A few weeks ago, I spoke to a group of high-school students enrolled in an Advanced Placement course on American government.
I said something shocking — at least I assume so because, when I said it, several students let out gasps or shook their heads.
Here's what happened. I had been asked to talk about government and media. But since both of these institutions are in disrepair I got bored with the subject matter. So I moved on to what I'm really interested in at the moment — bigger issues about how human beings relate to one another. I'm intrigued by the instincts and idiosyncrasies of this latest generation of young Americans, the so-called millennials, and what is for parents the challenge of raising young children (in my case, an 8-year-old, 6-year-old and 4-year-old) in an environment where the messages they get on a daily basis seem to run counter to the lessons and values that we're trying to teach them.
"In my case," I told the students, "I'm trying to teach my 8-year-old that she is not special, that she is not the center of the universe, and that the world doesn't revolve around her."
Bam! That was the shocker. One young man called out, "Oh snap!" Others seemed taken aback. They seemed to wonder, "Why would any parent teach his kids that they're not special?"
Because they're not. We have a whole generation, by now maybe two generations, of young Americans who have been raised to worship at the holy trinity of Me, Myself, and I. Show me an 18-year-old in America and — in most cases — I'll show you someone is stuck on himself.
Blame the parents. These kids were told they were special since before they could speak, shuttled around in minivans with bright yellow signs that read: "Caution — Baby on Board." And the toy industry. These days, toddlers carry dolls that have been especially made to look just like them. Creepy.
And the public schools. In elementary school, these kids have been spared the humiliation of having papers graded in red ink because educators decided the color was too oppressive. And our society's obsession with self-esteem. By the time today's kids got to middle school, they had figured out that it didn't matter who finished first because everyone got a trophy.
And technology. By the time they entered college, these young people had logged thousands of hours on popular social media websites such as Facebook and Twitter where anyone can be a chronicler of events, and everyone's opinion is equally valuable.
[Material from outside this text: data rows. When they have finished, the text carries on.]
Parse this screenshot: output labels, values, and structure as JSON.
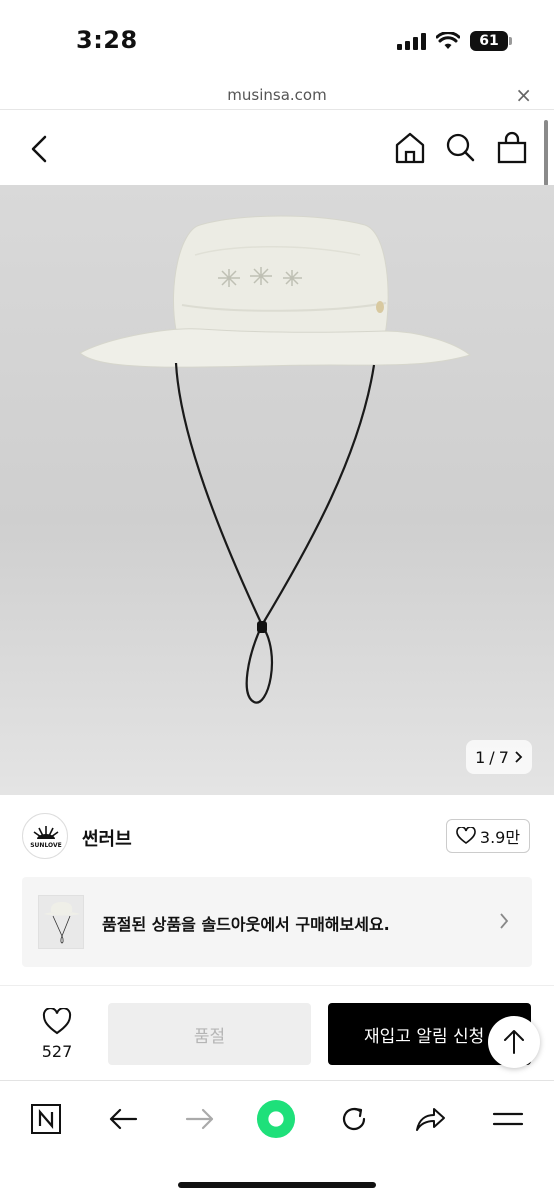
{
  "status": {
    "time": "3:28",
    "battery": "61"
  },
  "browser": {
    "url": "musinsa.com",
    "close": "×"
  },
  "gallery": {
    "current": "1",
    "separator": "/",
    "total": "7"
  },
  "brand": {
    "name": "썬러브",
    "logo_text": "SUNLOVE",
    "likes": "3.9만"
  },
  "soldout_banner": {
    "text": "품절된 상품을 솔드아웃에서 구매해보세요."
  },
  "purchase": {
    "wish_count": "527",
    "soldout_label": "품절",
    "restock_label": "재입고 알림 신청"
  },
  "colors": {
    "accent_green": "#1ee07a",
    "black": "#000000",
    "disabled_bg": "#eeeeee"
  }
}
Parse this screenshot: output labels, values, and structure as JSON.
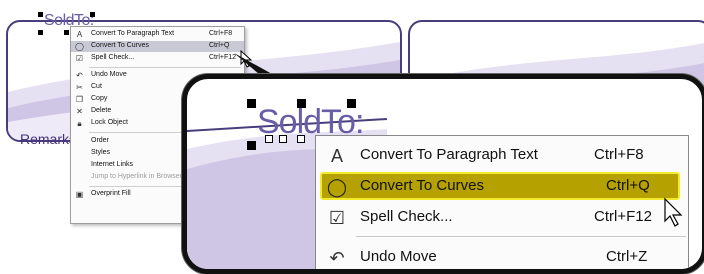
{
  "document": {
    "sold_to_label": "SoldTo:",
    "remarks_label": "Remarks"
  },
  "context_menu": {
    "items": [
      {
        "icon": "paragraph-text-icon",
        "label": "Convert To Paragraph Text",
        "shortcut": "Ctrl+F8"
      },
      {
        "icon": "curves-icon",
        "label": "Convert To Curves",
        "shortcut": "Ctrl+Q"
      },
      {
        "icon": "spell-check-icon",
        "label": "Spell Check...",
        "shortcut": "Ctrl+F12"
      },
      {
        "icon": "undo-icon",
        "label": "Undo Move",
        "shortcut": "Ctrl+Z"
      },
      {
        "icon": "cut-icon",
        "label": "Cut",
        "shortcut": ""
      },
      {
        "icon": "copy-icon",
        "label": "Copy",
        "shortcut": ""
      },
      {
        "icon": "delete-icon",
        "label": "Delete",
        "shortcut": ""
      },
      {
        "icon": "lock-icon",
        "label": "Lock Object",
        "shortcut": ""
      },
      {
        "icon": "",
        "label": "Order",
        "shortcut": ""
      },
      {
        "icon": "",
        "label": "Styles",
        "shortcut": ""
      },
      {
        "icon": "",
        "label": "Internet Links",
        "shortcut": ""
      },
      {
        "icon": "",
        "label": "Jump to Hyperlink in Browser",
        "shortcut": ""
      },
      {
        "icon": "overprint-icon",
        "label": "Overprint Fill",
        "shortcut": ""
      }
    ],
    "highlighted_item": "Convert To Curves"
  },
  "colors": {
    "highlight_zoom": "#b5a100",
    "highlight_border": "#f4ea2c",
    "highlight_small": "#c9c9d6",
    "document_text": "#6a5da8",
    "card_border": "#4a3d7c"
  }
}
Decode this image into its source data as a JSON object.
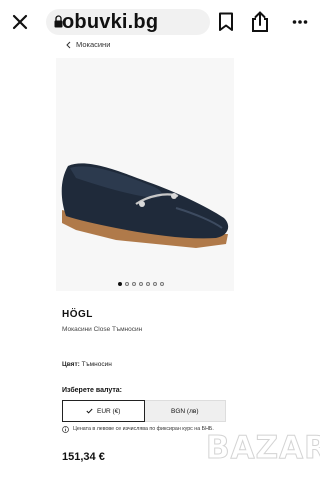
{
  "browser": {
    "close_icon": "close-icon",
    "url": "obuvki.bg",
    "lock_icon": "lock-icon",
    "bookmark_icon": "bookmark-icon",
    "share_icon": "share-icon",
    "more_icon": "more-icon"
  },
  "breadcrumb": {
    "label": "Мокасини"
  },
  "gallery": {
    "dots_total": 7,
    "active_index": 0
  },
  "product": {
    "brand": "HÖGL",
    "name": "Мокасини Close Тъмносин",
    "color_label": "Цвят:",
    "color_value": "Тъмносин"
  },
  "currency": {
    "label": "Изберете валута:",
    "options": [
      {
        "label": "EUR (€)",
        "active": true
      },
      {
        "label": "BGN (лв)",
        "active": false
      }
    ],
    "note": "Цената в левове се изчислява по фиксиран курс на БНБ."
  },
  "price": "151,34 €",
  "watermark": "BAZAR",
  "colors": {
    "shoe": "#1f2a3a",
    "sole": "#b07a4a",
    "accent": "#111111"
  }
}
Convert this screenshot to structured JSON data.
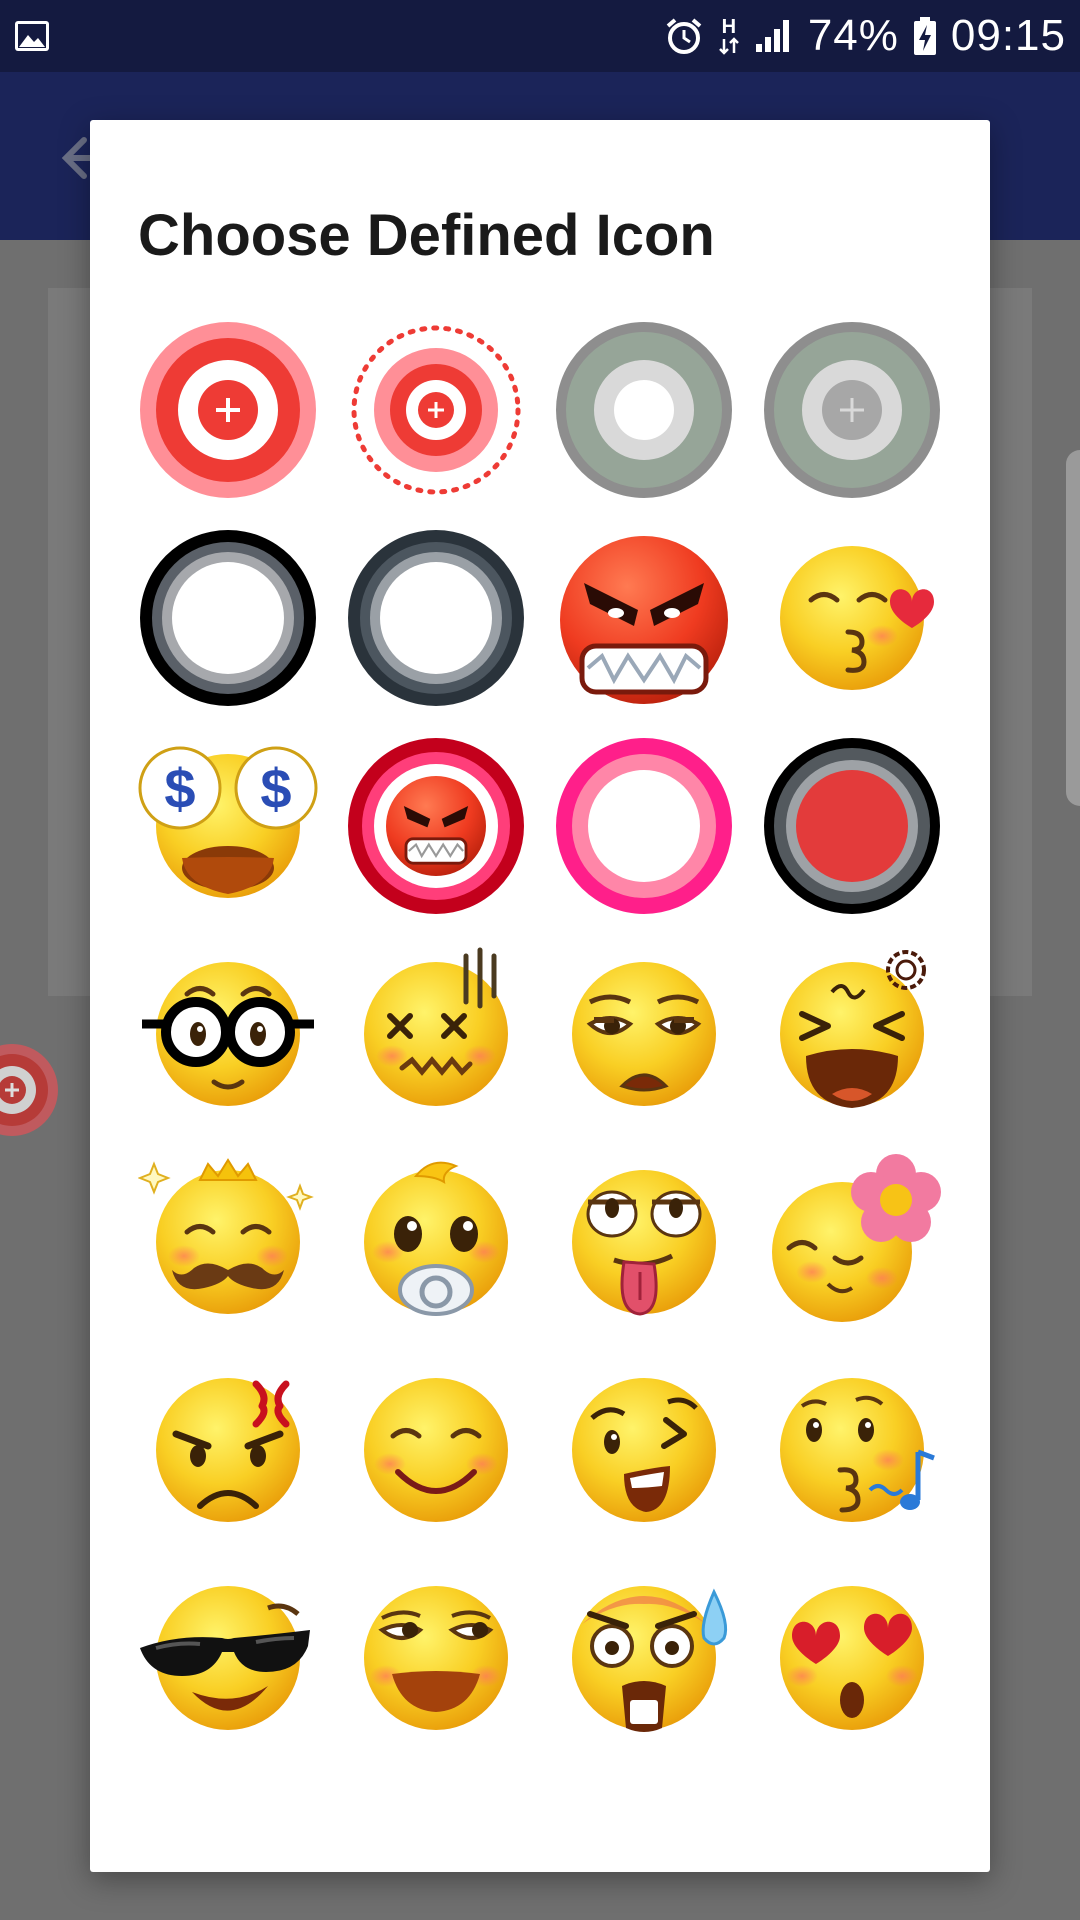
{
  "status_bar": {
    "network_type": "H",
    "battery": "74%",
    "time": "09:15",
    "icons": [
      "gallery-icon",
      "alarm-icon",
      "data-arrows-icon",
      "signal-icon",
      "battery-charging-icon"
    ]
  },
  "dialog": {
    "title": "Choose Defined Icon",
    "icons": [
      {
        "name": "red-target-plus-icon"
      },
      {
        "name": "red-target-dotted-ring-icon"
      },
      {
        "name": "gray-ring-icon"
      },
      {
        "name": "gray-ring-plus-icon"
      },
      {
        "name": "black-ring-icon"
      },
      {
        "name": "dark-slate-ring-icon"
      },
      {
        "name": "angry-face-emoji-icon"
      },
      {
        "name": "kissing-heart-emoji-icon"
      },
      {
        "name": "money-eyes-emoji-icon"
      },
      {
        "name": "red-ring-angry-face-icon"
      },
      {
        "name": "pink-ring-icon"
      },
      {
        "name": "black-ring-red-center-icon"
      },
      {
        "name": "nerd-glasses-emoji-icon"
      },
      {
        "name": "dizzy-face-emoji-icon"
      },
      {
        "name": "tired-face-emoji-icon"
      },
      {
        "name": "frustrated-yell-emoji-icon"
      },
      {
        "name": "crowned-mustache-emoji-icon"
      },
      {
        "name": "baby-pacifier-emoji-icon"
      },
      {
        "name": "tongue-out-emoji-icon"
      },
      {
        "name": "flower-emoji-icon"
      },
      {
        "name": "angry-vein-emoji-icon"
      },
      {
        "name": "happy-closed-eyes-emoji-icon"
      },
      {
        "name": "winking-emoji-icon"
      },
      {
        "name": "whistling-emoji-icon"
      },
      {
        "name": "sunglasses-emoji-icon"
      },
      {
        "name": "smirking-emoji-icon"
      },
      {
        "name": "shocked-sweat-emoji-icon"
      },
      {
        "name": "heart-eyes-emoji-icon"
      }
    ]
  },
  "colors": {
    "status_bar": "#141a40",
    "app_bar": "#1b2459",
    "scrim": "#6f6f6f",
    "dialog_bg": "#ffffff",
    "emoji_yellow": "#f7c623",
    "target_red": "#ee3b35",
    "target_pink": "#ff8f97"
  }
}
And finally, we need to blame our society's culture of narcissism where everyone from actresses to teachers to naughty congressmen posts "selfies" — silly, self-indulgent snapshots that serve as instant, digital self-portraits. Look around, I told the students. It's all about us. We live in a society where there are an infinite number of ways you can order a cup of coffee, hamburger or sandwich. It is all tailor-made to suit our tastes. All because we're supposedly special and unique, and the companies that sell us stuff never miss a chance to make us feel special and unique so we'll buy more stuff.
My 8-year-old hears these messages every day. And so it's no wonder — as she contemplates the next toy that she absolutely must have so she can be happy — that she's convinced that she's entitled to have it because she's the center of the universe.